Created by running: ``` cd tests ./generate.py --no-tls-server-certs --no-signatures --no-clientauth ```
Description
This branch adds support for verifying certificates are not revoked by consulting CRLs provided through implementations of a simple provider trait. Trust anchor revocation status is not considered.
In general I've tried to adapt to the existing webpki code without making any significant invasive changes to the path building logic. There's not a lot of test coverage in this area of the codebase and it's a tricky problem domain with many pitfalls.
Points for discussion
There are some rough edges left to be figured out as follow-up work:
Error messages for revocation related events are incorrect. All error states are reported as "UnknownIssuer". See Options for improving build_chain error specificity #79
There is no enforcement of the current time being greater than the CRL's
NextUpdate.
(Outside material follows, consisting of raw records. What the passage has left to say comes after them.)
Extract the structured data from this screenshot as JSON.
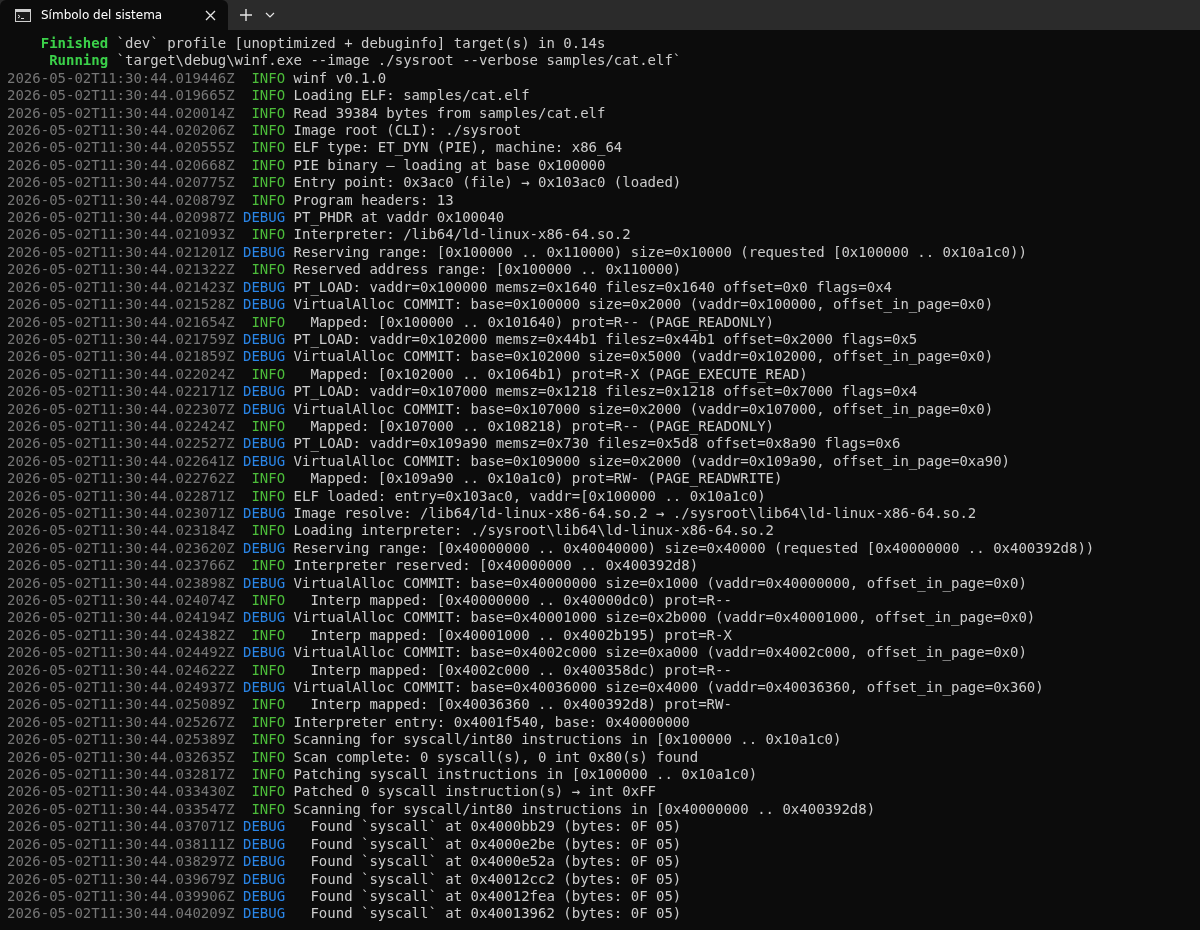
{
  "tabs": [
    {
      "title": "Símbolo del sistema",
      "selected": true
    }
  ],
  "cargo_lines": [
    {
      "status": "Finished",
      "message": "`dev` profile [unoptimized + debuginfo] target(s) in 0.14s"
    },
    {
      "status": "Running",
      "message": "`target\\debug\\winf.exe --image ./sysroot --verbose samples/cat.elf`"
    }
  ],
  "log_lines": [
    {
      "time": "2026-05-02T11:30:44.019446Z",
      "kind": "info",
      "severity": "INFO",
      "message": "winf v0.1.0"
    },
    {
      "time": "2026-05-02T11:30:44.019665Z",
      "kind": "info",
      "severity": "INFO",
      "message": "Loading ELF: samples/cat.elf"
    },
    {
      "time": "2026-05-02T11:30:44.020014Z",
      "kind": "info",
      "severity": "INFO",
      "message": "Read 39384 bytes from samples/cat.elf"
    },
    {
      "time": "2026-05-02T11:30:44.020206Z",
      "kind": "info",
      "severity": "INFO",
      "message": "Image root (CLI): ./sysroot"
    },
    {
      "time": "2026-05-02T11:30:44.020555Z",
      "kind": "info",
      "severity": "INFO",
      "message": "ELF type: ET_DYN (PIE), machine: x86_64"
    },
    {
      "time": "2026-05-02T11:30:44.020668Z",
      "kind": "info",
      "severity": "INFO",
      "message": "PIE binary – loading at base 0x100000"
    },
    {
      "time": "2026-05-02T11:30:44.020775Z",
      "kind": "info",
      "severity": "INFO",
      "message": "Entry point: 0x3ac0 (file) → 0x103ac0 (loaded)"
    },
    {
      "time": "2026-05-02T11:30:44.020879Z",
      "kind": "info",
      "severity": "INFO",
      "message": "Program headers: 13"
    },
    {
      "time": "2026-05-02T11:30:44.020987Z",
      "kind": "debug",
      "severity": "DEBUG",
      "message": "PT_PHDR at vaddr 0x100040"
    },
    {
      "time": "2026-05-02T11:30:44.021093Z",
      "kind": "info",
      "severity": "INFO",
      "message": "Interpreter: /lib64/ld-linux-x86-64.so.2"
    },
    {
      "time": "2026-05-02T11:30:44.021201Z",
      "kind": "debug",
      "severity": "DEBUG",
      "message": "Reserving range: [0x100000 .. 0x110000) size=0x10000 (requested [0x100000 .. 0x10a1c0))"
    },
    {
      "time": "2026-05-02T11:30:44.021322Z",
      "kind": "info",
      "severity": "INFO",
      "message": "Reserved address range: [0x100000 .. 0x110000)"
    },
    {
      "time": "2026-05-02T11:30:44.021423Z",
      "kind": "debug",
      "severity": "DEBUG",
      "message": "PT_LOAD: vaddr=0x100000 memsz=0x1640 filesz=0x1640 offset=0x0 flags=0x4"
    },
    {
      "time": "2026-05-02T11:30:44.021528Z",
      "kind": "debug",
      "severity": "DEBUG",
      "message": "VirtualAlloc COMMIT: base=0x100000 size=0x2000 (vaddr=0x100000, offset_in_page=0x0)"
    },
    {
      "time": "2026-05-02T11:30:44.021654Z",
      "kind": "info",
      "severity": "INFO",
      "message": "  Mapped: [0x100000 .. 0x101640) prot=R-- (PAGE_READONLY)"
    },
    {
      "time": "2026-05-02T11:30:44.021759Z",
      "kind": "debug",
      "severity": "DEBUG",
      "message": "PT_LOAD: vaddr=0x102000 memsz=0x44b1 filesz=0x44b1 offset=0x2000 flags=0x5"
    },
    {
      "time": "2026-05-02T11:30:44.021859Z",
      "kind": "debug",
      "severity": "DEBUG",
      "message": "VirtualAlloc COMMIT: base=0x102000 size=0x5000 (vaddr=0x102000, offset_in_page=0x0)"
    },
    {
      "time": "2026-05-02T11:30:44.022024Z",
      "kind": "info",
      "severity": "INFO",
      "message": "  Mapped: [0x102000 .. 0x1064b1) prot=R-X (PAGE_EXECUTE_READ)"
    },
    {
      "time": "2026-05-02T11:30:44.022171Z",
      "kind": "debug",
      "severity": "DEBUG",
      "message": "PT_LOAD: vaddr=0x107000 memsz=0x1218 filesz=0x1218 offset=0x7000 flags=0x4"
    },
    {
      "time": "2026-05-02T11:30:44.022307Z",
      "kind": "debug",
      "severity": "DEBUG",
      "message": "VirtualAlloc COMMIT: base=0x107000 size=0x2000 (vaddr=0x107000, offset_in_page=0x0)"
    },
    {
      "time": "2026-05-02T11:30:44.022424Z",
      "kind": "info",
      "severity": "INFO",
      "message": "  Mapped: [0x107000 .. 0x108218) prot=R-- (PAGE_READONLY)"
    },
    {
      "time": "2026-05-02T11:30:44.022527Z",
      "kind": "debug",
      "severity": "DEBUG",
      "message": "PT_LOAD: vaddr=0x109a90 memsz=0x730 filesz=0x5d8 offset=0x8a90 flags=0x6"
    },
    {
      "time": "2026-05-02T11:30:44.022641Z",
      "kind": "debug",
      "severity": "DEBUG",
      "message": "VirtualAlloc COMMIT: base=0x109000 size=0x2000 (vaddr=0x109a90, offset_in_page=0xa90)"
    },
    {
      "time": "2026-05-02T11:30:44.022762Z",
      "kind": "info",
      "severity": "INFO",
      "message": "  Mapped: [0x109a90 .. 0x10a1c0) prot=RW- (PAGE_READWRITE)"
    },
    {
      "time": "2026-05-02T11:30:44.022871Z",
      "kind": "info",
      "severity": "INFO",
      "message": "ELF loaded: entry=0x103ac0, vaddr=[0x100000 .. 0x10a1c0)"
    },
    {
      "time": "2026-05-02T11:30:44.023071Z",
      "kind": "debug",
      "severity": "DEBUG",
      "message": "Image resolve: /lib64/ld-linux-x86-64.so.2 → ./sysroot\\lib64\\ld-linux-x86-64.so.2"
    },
    {
      "time": "2026-05-02T11:30:44.023184Z",
      "kind": "info",
      "severity": "INFO",
      "message": "Loading interpreter: ./sysroot\\lib64\\ld-linux-x86-64.so.2"
    },
    {
      "time": "2026-05-02T11:30:44.023620Z",
      "kind": "debug",
      "severity": "DEBUG",
      "message": "Reserving range: [0x40000000 .. 0x40040000) size=0x40000 (requested [0x40000000 .. 0x400392d8))"
    },
    {
      "time": "2026-05-02T11:30:44.023766Z",
      "kind": "info",
      "severity": "INFO",
      "message": "Interpreter reserved: [0x40000000 .. 0x400392d8)"
    },
    {
      "time": "2026-05-02T11:30:44.023898Z",
      "kind": "debug",
      "severity": "DEBUG",
      "message": "VirtualAlloc COMMIT: base=0x40000000 size=0x1000 (vaddr=0x40000000, offset_in_page=0x0)"
    },
    {
      "time": "2026-05-02T11:30:44.024074Z",
      "kind": "info",
      "severity": "INFO",
      "message": "  Interp mapped: [0x40000000 .. 0x40000dc0) prot=R--"
    },
    {
      "time": "2026-05-02T11:30:44.024194Z",
      "kind": "debug",
      "severity": "DEBUG",
      "message": "VirtualAlloc COMMIT: base=0x40001000 size=0x2b000 (vaddr=0x40001000, offset_in_page=0x0)"
    },
    {
      "time": "2026-05-02T11:30:44.024382Z",
      "kind": "info",
      "severity": "INFO",
      "message": "  Interp mapped: [0x40001000 .. 0x4002b195) prot=R-X"
    },
    {
      "time": "2026-05-02T11:30:44.024492Z",
      "kind": "debug",
      "severity": "DEBUG",
      "message": "VirtualAlloc COMMIT: base=0x4002c000 size=0xa000 (vaddr=0x4002c000, offset_in_page=0x0)"
    },
    {
      "time": "2026-05-02T11:30:44.024622Z",
      "kind": "info",
      "severity": "INFO",
      "message": "  Interp mapped: [0x4002c000 .. 0x400358dc) prot=R--"
    },
    {
      "time": "2026-05-02T11:30:44.024937Z",
      "kind": "debug",
      "severity": "DEBUG",
      "message": "VirtualAlloc COMMIT: base=0x40036000 size=0x4000 (vaddr=0x40036360, offset_in_page=0x360)"
    },
    {
      "time": "2026-05-02T11:30:44.025089Z",
      "kind": "info",
      "severity": "INFO",
      "message": "  Interp mapped: [0x40036360 .. 0x400392d8) prot=RW-"
    },
    {
      "time": "2026-05-02T11:30:44.025267Z",
      "kind": "info",
      "severity": "INFO",
      "message": "Interpreter entry: 0x4001f540, base: 0x40000000"
    },
    {
      "time": "2026-05-02T11:30:44.025389Z",
      "kind": "info",
      "severity": "INFO",
      "message": "Scanning for syscall/int80 instructions in [0x100000 .. 0x10a1c0)"
    },
    {
      "time": "2026-05-02T11:30:44.032635Z",
      "kind": "info",
      "severity": "INFO",
      "message": "Scan complete: 0 syscall(s), 0 int 0x80(s) found"
    },
    {
      "time": "2026-05-02T11:30:44.032817Z",
      "kind": "info",
      "severity": "INFO",
      "message": "Patching syscall instructions in [0x100000 .. 0x10a1c0)"
    },
    {
      "time": "2026-05-02T11:30:44.033430Z",
      "kind": "info",
      "severity": "INFO",
      "message": "Patched 0 syscall instruction(s) → int 0xFF"
    },
    {
      "time": "2026-05-02T11:30:44.033547Z",
      "kind": "info",
      "severity": "INFO",
      "message": "Scanning for syscall/int80 instructions in [0x40000000 .. 0x400392d8)"
    },
    {
      "time": "2026-05-02T11:30:44.037071Z",
      "kind": "debug",
      "severity": "DEBUG",
      "message": "  Found `syscall` at 0x4000bb29 (bytes: 0F 05)"
    },
    {
      "time": "2026-05-02T11:30:44.038111Z",
      "kind": "debug",
      "severity": "DEBUG",
      "message": "  Found `syscall` at 0x4000e2be (bytes: 0F 05)"
    },
    {
      "time": "2026-05-02T11:30:44.038297Z",
      "kind": "debug",
      "severity": "DEBUG",
      "message": "  Found `syscall` at 0x4000e52a (bytes: 0F 05)"
    },
    {
      "time": "2026-05-02T11:30:44.039679Z",
      "kind": "debug",
      "severity": "DEBUG",
      "message": "  Found `syscall` at 0x40012cc2 (bytes: 0F 05)"
    },
    {
      "time": "2026-05-02T11:30:44.039906Z",
      "kind": "debug",
      "severity": "DEBUG",
      "message": "  Found `syscall` at 0x40012fea (bytes: 0F 05)"
    },
    {
      "time": "2026-05-02T11:30:44.040209Z",
      "kind": "debug",
      "severity": "DEBUG",
      "message": "  Found `syscall` at 0x40013962 (bytes: 0F 05)"
    }
  ]
}
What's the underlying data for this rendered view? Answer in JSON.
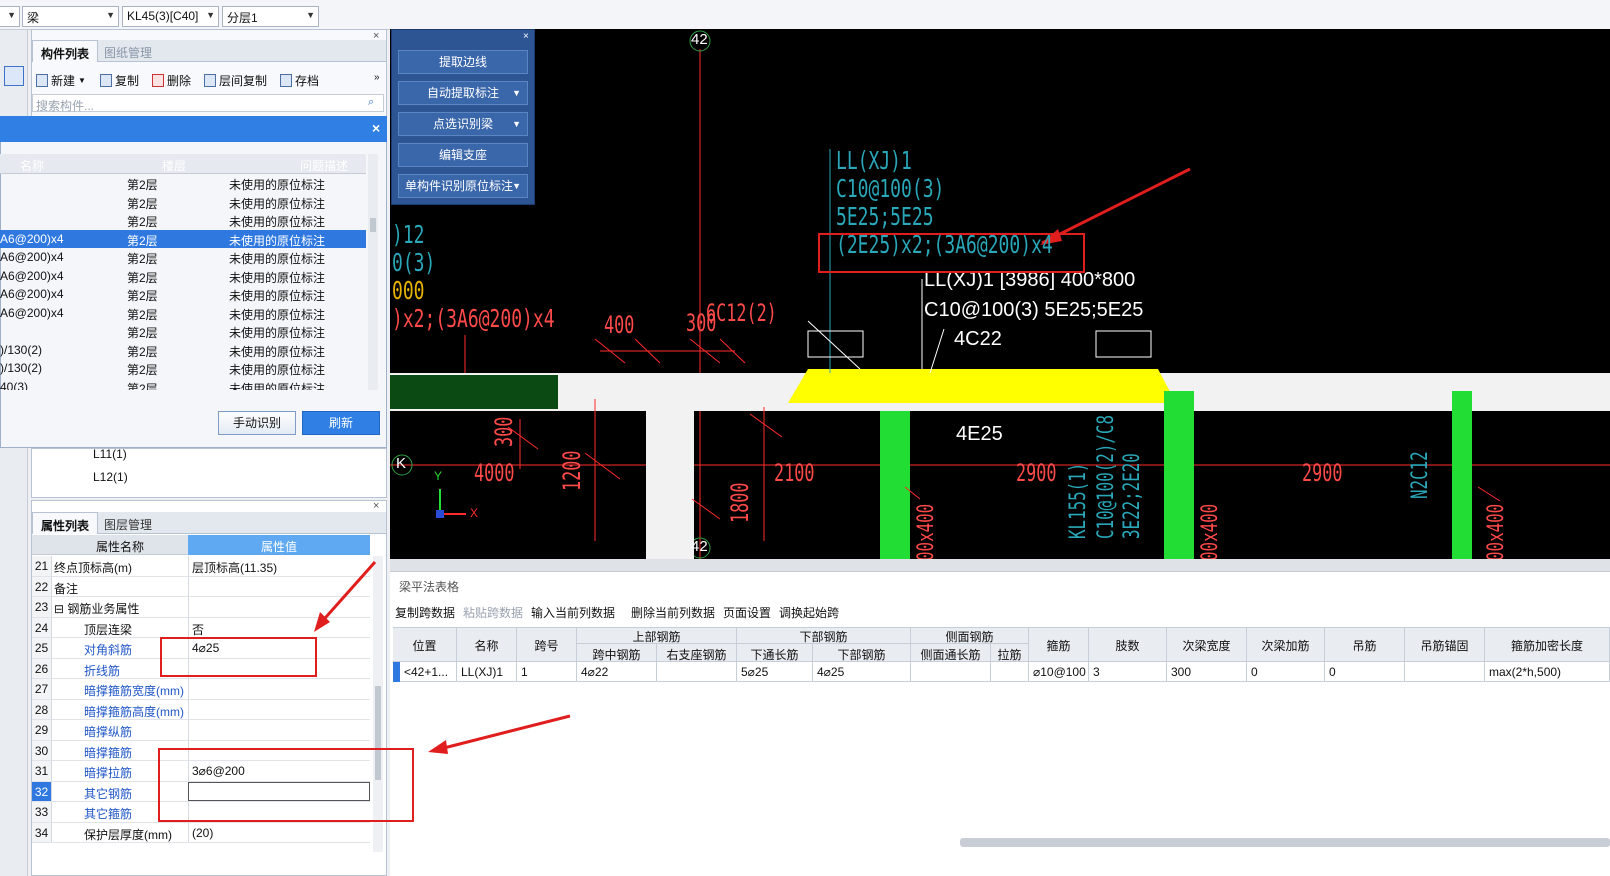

I found most implementations I surveyed chose not to treat this as a hard error so for now I've omitted any enforcement. Maybe this should be configurable?There are some optimizations left on the table. Providing a relevant CRL is handled by a trait that could do some kind of caching if desired, but the actual act of iterating the relevant CRL to find a particular serial is handled by webpki and done with a naive linear scan. Some implementations (like BoringSSL) support maintaining a sorted list to allow faster search. We can probably rework the trait to support this but it will be trickier so for now I've left the simple solution in place. Pulled out to a separate issue: CRL optimization: rework to avoid linear scan of CRL contents #80
Similarly we perform CRL signature validation per-usage instead of once up-front. Pulled out to a separate issue: CRL optimization: verify CRL signatures once, up-front. #81
None of the revocation interface/checking is exposed for server cert validation, it's strictly for client cert validation. I think that's the most important use case and we can adapt the existing code for server cert chains pretty easily once stabilized.
Related to rustls/rustls#1164, #57. Continues from #44.